Oj się działo... Najpierw nie dawałem sobie szans na wyjście i miałem niestety racje. Jak tylko wyszedłem to zaczą padać deszcz i to na dłużej. Dopiero po kilku godzinach było w miare sucho. W miare tzn były kałuże itd ale dało sie jechać. Muszę powiedzieć że niecierpię jeździć po mokrym, po rpostu nieznosze jak jest mokro na dworze.
Dziś trochę wiało, ale i tak udało mi się wyciągnąc średnią 25 km/h. Wiem że to nie jest dużo ale jak dla mnie już wystarczająco.
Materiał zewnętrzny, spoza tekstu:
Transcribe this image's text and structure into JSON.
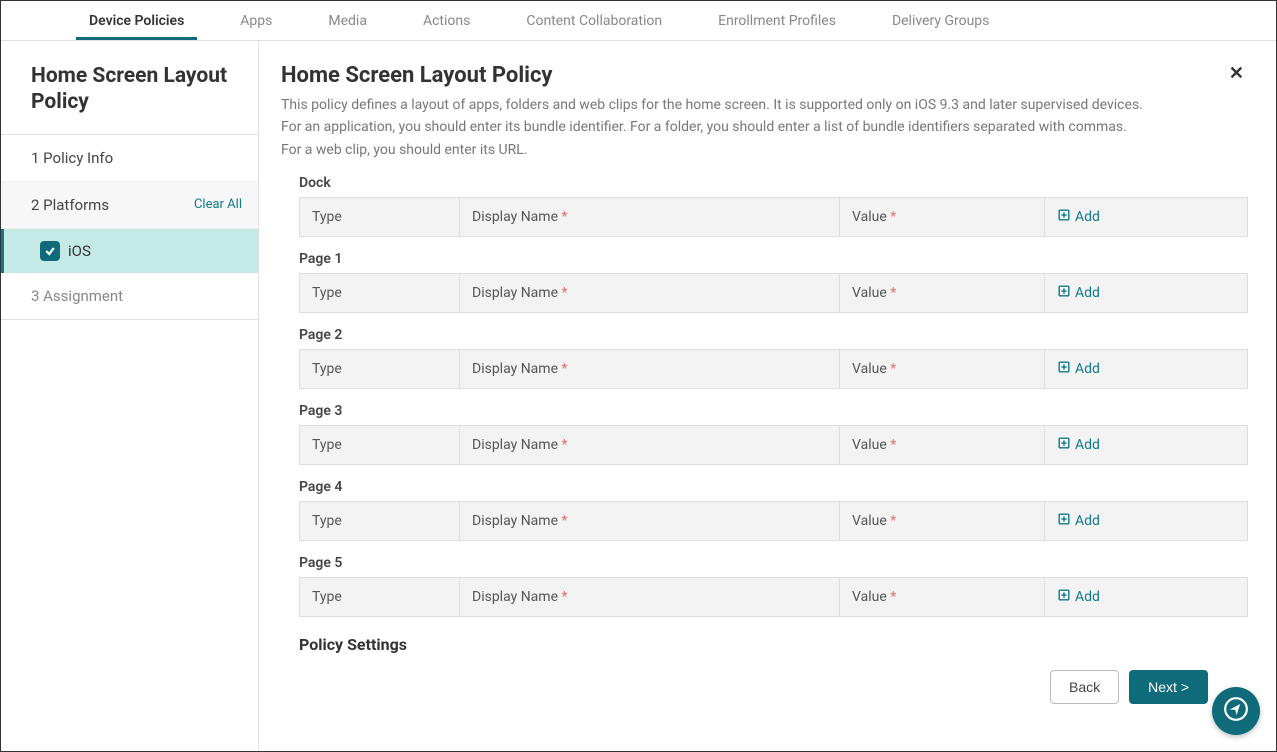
{
  "topnav": {
    "tabs": [
      {
        "label": "Device Policies",
        "active": true
      },
      {
        "label": "Apps",
        "active": false
      },
      {
        "label": "Media",
        "active": false
      },
      {
        "label": "Actions",
        "active": false
      },
      {
        "label": "Content Collaboration",
        "active": false
      },
      {
        "label": "Enrollment Profiles",
        "active": false
      },
      {
        "label": "Delivery Groups",
        "active": false
      }
    ]
  },
  "sidebar": {
    "title": "Home Screen Layout Policy",
    "step1": "1  Policy Info",
    "step2": "2  Platforms",
    "clear_all": "Clear All",
    "substep_ios": "iOS",
    "step3": "3  Assignment"
  },
  "content": {
    "title": "Home Screen Layout Policy",
    "close": "✕",
    "desc_line1": "This policy defines a layout of apps, folders and web clips for the home screen. It is supported only on iOS 9.3 and later supervised devices.",
    "desc_line2": "For an application, you should enter its bundle identifier. For a folder, you should enter a list of bundle identifiers separated with commas.",
    "desc_line3": "For a web clip, you should enter its URL.",
    "sections": [
      {
        "label": "Dock"
      },
      {
        "label": "Page 1"
      },
      {
        "label": "Page 2"
      },
      {
        "label": "Page 3"
      },
      {
        "label": "Page 4"
      },
      {
        "label": "Page 5"
      }
    ],
    "cols": {
      "type": "Type",
      "dname": "Display Name",
      "value": "Value",
      "add": "Add",
      "star": "*"
    },
    "policy_settings": "Policy Settings",
    "back": "Back",
    "next": "Next >"
  }
}
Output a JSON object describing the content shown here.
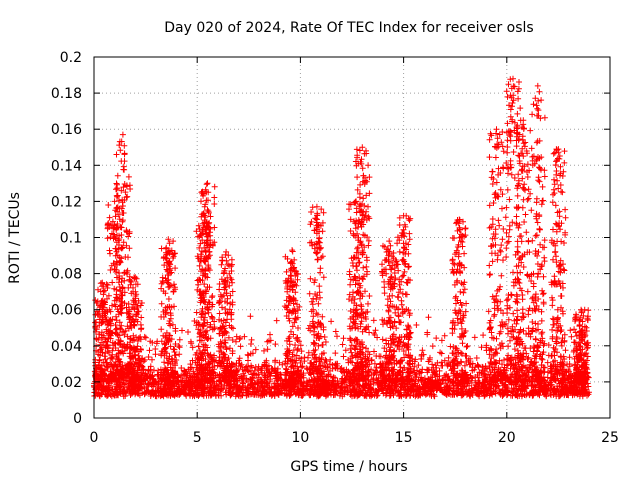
{
  "chart_data": {
    "type": "scatter",
    "title": "Day 020 of 2024, Rate Of TEC Index for receiver osls",
    "xlabel": "GPS time / hours",
    "ylabel": "ROTI / TECUs",
    "xlim": [
      0,
      25
    ],
    "ylim": [
      0,
      0.2
    ],
    "xticks": [
      0,
      5,
      10,
      15,
      20,
      25
    ],
    "xtick_labels": [
      "0",
      "5",
      "10",
      "15",
      "20",
      "25"
    ],
    "yticks": [
      0,
      0.02,
      0.04,
      0.06,
      0.08,
      0.1,
      0.12,
      0.14,
      0.16,
      0.18,
      0.2
    ],
    "ytick_labels": [
      "0",
      "0.02",
      "0.04",
      "0.06",
      "0.08",
      "0.1",
      "0.12",
      "0.14",
      "0.16",
      "0.18",
      "0.2"
    ],
    "grid": true,
    "marker": "+",
    "color": "#ff0000",
    "series": [
      {
        "name": "ROTI",
        "x_range": [
          0,
          24
        ],
        "typical_range": [
          0.01,
          0.04
        ],
        "peaks": [
          {
            "x": 0.4,
            "y": 0.075
          },
          {
            "x": 1.0,
            "y": 0.12
          },
          {
            "x": 1.4,
            "y": 0.157
          },
          {
            "x": 2.0,
            "y": 0.078
          },
          {
            "x": 3.6,
            "y": 0.099
          },
          {
            "x": 5.3,
            "y": 0.113
          },
          {
            "x": 5.5,
            "y": 0.13
          },
          {
            "x": 6.4,
            "y": 0.092
          },
          {
            "x": 9.6,
            "y": 0.093
          },
          {
            "x": 10.8,
            "y": 0.117
          },
          {
            "x": 12.7,
            "y": 0.12
          },
          {
            "x": 13.0,
            "y": 0.15
          },
          {
            "x": 14.3,
            "y": 0.098
          },
          {
            "x": 15.0,
            "y": 0.112
          },
          {
            "x": 17.7,
            "y": 0.11
          },
          {
            "x": 19.5,
            "y": 0.16
          },
          {
            "x": 20.3,
            "y": 0.188
          },
          {
            "x": 20.8,
            "y": 0.165
          },
          {
            "x": 21.5,
            "y": 0.184
          },
          {
            "x": 22.5,
            "y": 0.149
          },
          {
            "x": 23.6,
            "y": 0.06
          }
        ]
      }
    ]
  }
}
To już po raz drugi udało mi sie wyciągnąć taką średnią, także można powiedzieć że jestem z siebie dumny.
Wczoraj umyłem cały rower, zdjąłem koła i dokładnie wyczyściłem. Po tym czyszczeniu rower chodził bezszelestnie, nawet jako nowy na pierwszej wyprawie tak nie chodził. Także udało mi się wyregulować hamulec tylni, ale niestety nie mogę tego powiedziec o przednim... O ile tylni już nietrze o tarcze to przedni nadal to robi. Kłopot polega na tym że w przednim hamulcu klocki są bardzo blisko, także miejsca na tarcze jest naprawdę mało. Będę musiał pokombinować jak tu oddalić klocki od siebie.
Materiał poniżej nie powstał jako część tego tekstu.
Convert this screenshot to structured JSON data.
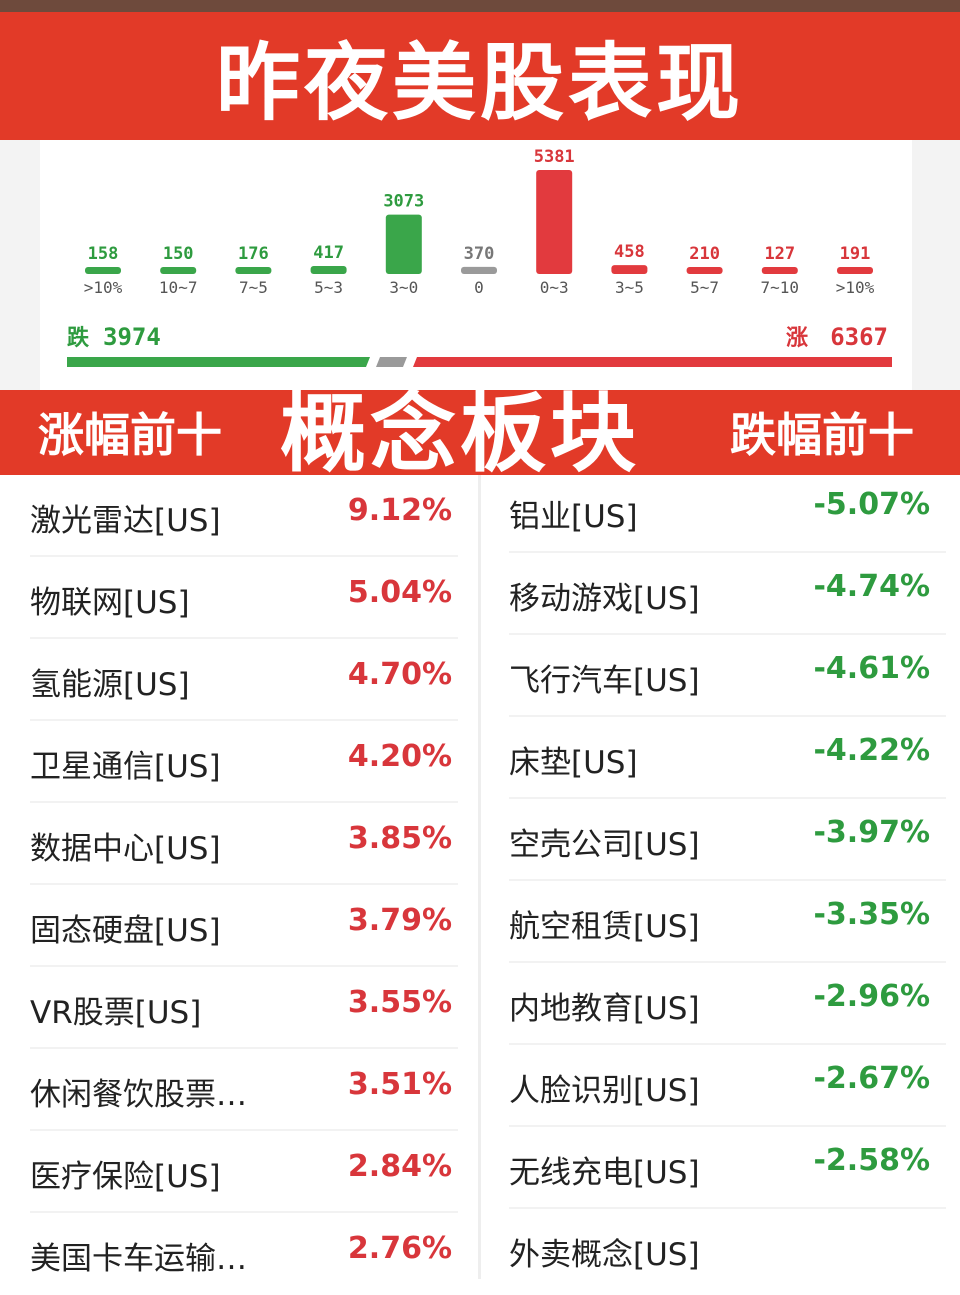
{
  "header": {
    "title": "昨夜美股表现"
  },
  "chart_data": {
    "type": "bar",
    "categories": [
      ">10%",
      "10~7",
      "7~5",
      "5~3",
      "3~0",
      "0",
      "0~3",
      "3~5",
      "5~7",
      "7~10",
      ">10%"
    ],
    "values": [
      158,
      150,
      176,
      417,
      3073,
      370,
      5381,
      458,
      210,
      127,
      191
    ],
    "bar_colors": [
      "#3aa64a",
      "#3aa64a",
      "#3aa64a",
      "#3aa64a",
      "#3aa64a",
      "#9a9a9a",
      "#e23a3e",
      "#e23a3e",
      "#e23a3e",
      "#e23a3e",
      "#e23a3e"
    ],
    "summary": {
      "down_label": "跌",
      "down_value": "3974",
      "up_label": "涨",
      "up_value": "6367"
    }
  },
  "sections": {
    "top_gainers_label": "涨幅前十",
    "center_label": "概念板块",
    "top_losers_label": "跌幅前十"
  },
  "gainers": [
    {
      "name": "激光雷达[US]",
      "pct": "9.12%"
    },
    {
      "name": "物联网[US]",
      "pct": "5.04%"
    },
    {
      "name": "氢能源[US]",
      "pct": "4.70%"
    },
    {
      "name": "卫星通信[US]",
      "pct": "4.20%"
    },
    {
      "name": "数据中心[US]",
      "pct": "3.85%"
    },
    {
      "name": "固态硬盘[US]",
      "pct": "3.79%"
    },
    {
      "name": "VR股票[US]",
      "pct": "3.55%"
    },
    {
      "name": "休闲餐饮股票…",
      "pct": "3.51%"
    },
    {
      "name": "医疗保险[US]",
      "pct": "2.84%"
    },
    {
      "name": "美国卡车运输…",
      "pct": "2.76%"
    }
  ],
  "losers": [
    {
      "name": "铝业[US]",
      "pct": "-5.07%"
    },
    {
      "name": "移动游戏[US]",
      "pct": "-4.74%"
    },
    {
      "name": "飞行汽车[US]",
      "pct": "-4.61%"
    },
    {
      "name": "床垫[US]",
      "pct": "-4.22%"
    },
    {
      "name": "空壳公司[US]",
      "pct": "-3.97%"
    },
    {
      "name": "航空租赁[US]",
      "pct": "-3.35%"
    },
    {
      "name": "内地教育[US]",
      "pct": "-2.96%"
    },
    {
      "name": "人脸识别[US]",
      "pct": "-2.67%"
    },
    {
      "name": "无线充电[US]",
      "pct": "-2.58%"
    },
    {
      "name": "外卖概念[US]",
      "pct": ""
    }
  ]
}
Kategoria 40 - 60km, Samotnia


  • DST 47.28km
  • Teren 1.00km
  • Czas 01:57
  • VAVG 24.25km/h
  • VMAX 35.00km/h
  • Temperatura 19.0°C
  • Sprzęt Kellys Madman '09 JUŻ NIE MA:(
  • Aktywność Jazda na rowerze

2010-05-02

Niedziela, 2 maja 2010 · dodano: 02.05.2010 | Komentarze 0

Trasa: Pułąwy - Azoty - Młynki - Wronów - Młynki - Końskowola - Puławy - Azoty - Puławy.
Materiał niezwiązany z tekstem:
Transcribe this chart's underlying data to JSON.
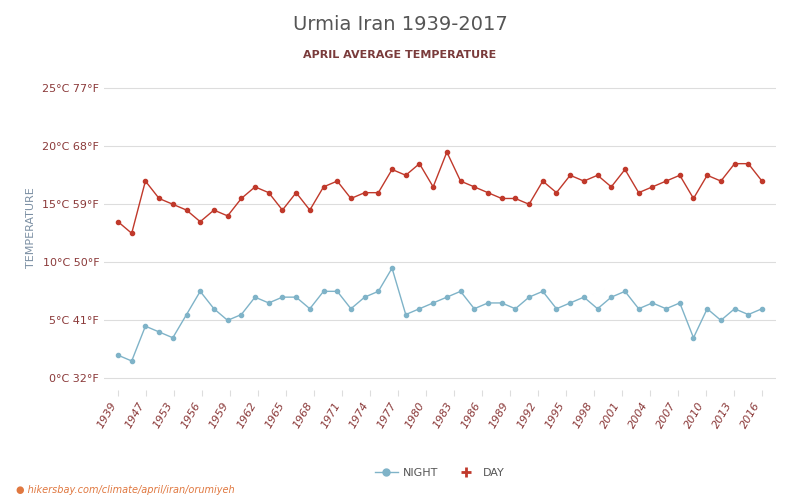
{
  "title": "Urmia Iran 1939-2017",
  "subtitle": "APRIL AVERAGE TEMPERATURE",
  "ylabel": "TEMPERATURE",
  "xlabel_url": "hikersbay.com/climate/april/iran/orumiyeh",
  "yticks_c": [
    0,
    5,
    10,
    15,
    20,
    25
  ],
  "yticks_f": [
    32,
    41,
    50,
    59,
    68,
    77
  ],
  "years": [
    1939,
    1947,
    1953,
    1956,
    1959,
    1962,
    1965,
    1968,
    1971,
    1974,
    1977,
    1980,
    1983,
    1986,
    1989,
    1992,
    1995,
    1998,
    2001,
    2004,
    2007,
    2010,
    2013,
    2016
  ],
  "day_temps": [
    13.5,
    12.5,
    17.0,
    15.5,
    15.0,
    14.5,
    13.5,
    14.5,
    14.0,
    15.5,
    16.5,
    16.0,
    14.5,
    16.0,
    14.5,
    16.5,
    17.0,
    15.5,
    16.0,
    16.0,
    18.0,
    17.5,
    18.5,
    16.5,
    19.5,
    17.0,
    16.5,
    16.0,
    15.5,
    15.5,
    15.0,
    17.0,
    16.0,
    17.5,
    17.0,
    17.5,
    16.5,
    18.0,
    16.0,
    16.5,
    17.0,
    17.5,
    15.5,
    17.5,
    17.0,
    18.5,
    18.5,
    17.0
  ],
  "night_temps": [
    2.0,
    1.5,
    4.5,
    4.0,
    3.5,
    5.5,
    7.5,
    6.0,
    5.0,
    5.5,
    7.0,
    6.5,
    7.0,
    7.0,
    6.0,
    7.5,
    7.5,
    6.0,
    7.0,
    7.5,
    9.5,
    5.5,
    6.0,
    6.5,
    7.0,
    7.5,
    6.0,
    6.5,
    6.5,
    6.0,
    7.0,
    7.5,
    6.0,
    6.5,
    7.0,
    6.0,
    7.0,
    7.5,
    6.0,
    6.5,
    6.0,
    6.5,
    3.5,
    6.0,
    5.0,
    6.0,
    5.5,
    6.0
  ],
  "day_color": "#c0392b",
  "night_color": "#7fb3c8",
  "title_color": "#555555",
  "subtitle_color": "#7a3b3b",
  "axis_label_color": "#7b8fa3",
  "tick_label_color": "#8b3a3a",
  "grid_color": "#dddddd",
  "bg_color": "#ffffff",
  "url_color": "#e07840",
  "ylim": [
    -1,
    27
  ],
  "legend_night": "NIGHT",
  "legend_day": "DAY"
}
Niespodziewany wyjazd, gdyż po wczorajszej wyprawie miałem buty mokre i jakoś nie chciały mi schnąć... a tu proszę, wyszło słońce na parę chwil i w miare mi wysuszyło buty. Pisze prawie bo jeszcze musiałem je suszarką dosuszać. Jechało się berdzo fajnie, praktycznie nic nie wiało na początku trasy. Dopiero poźniej nie było wogóle wiatru i mogę śmiało powiedzieć że szybko jechałem bez przerwy( oczywiście kiedy musiałem to musiałem - skrzyżowania, światła itp).
Wyprawę mogę uznać za udaną. Jak wróciłem do Puław to jeszczę trochę pokręciłem się po mieście w chilloutowym tempie. Chciałem zobaczyć nową fontannę na skwerku koło urzędu miasta, bo podobno coś tam z nią kombinowali ale tylko była nalana do pełna i nic pozatym.


Kategoria 40 - 60km, Samotnia


  • DST 45.19km
  • Teren 20.00km
  • Czas 03:08
  • VAVG 14.42km/h
  • VMAX 30.00km/h
  • Temperatura 20.0°C
  • Sprzęt Kellys Madman '09 JUŻ NIE MA:(
  • Aktywność Jazda na rowerze

2010-05-01

Sobota, 1 maja 2010 · dodano: 01.05.2010 | Komentarze 1

Trasa: Puławy - Azoty - Gołąb - Niebieski szlak - Zielony szlak - Bałtów - Osiny - Wronów - Puławy.


Wycieczka z udziałem kilku osób. Jechało sie super z tym wyjatkiem, że przez 90% trasy padało. Cały rower był w piachu i w błocie. Zrobiłem mało zdjęć ale przynajmniej cos tam jest.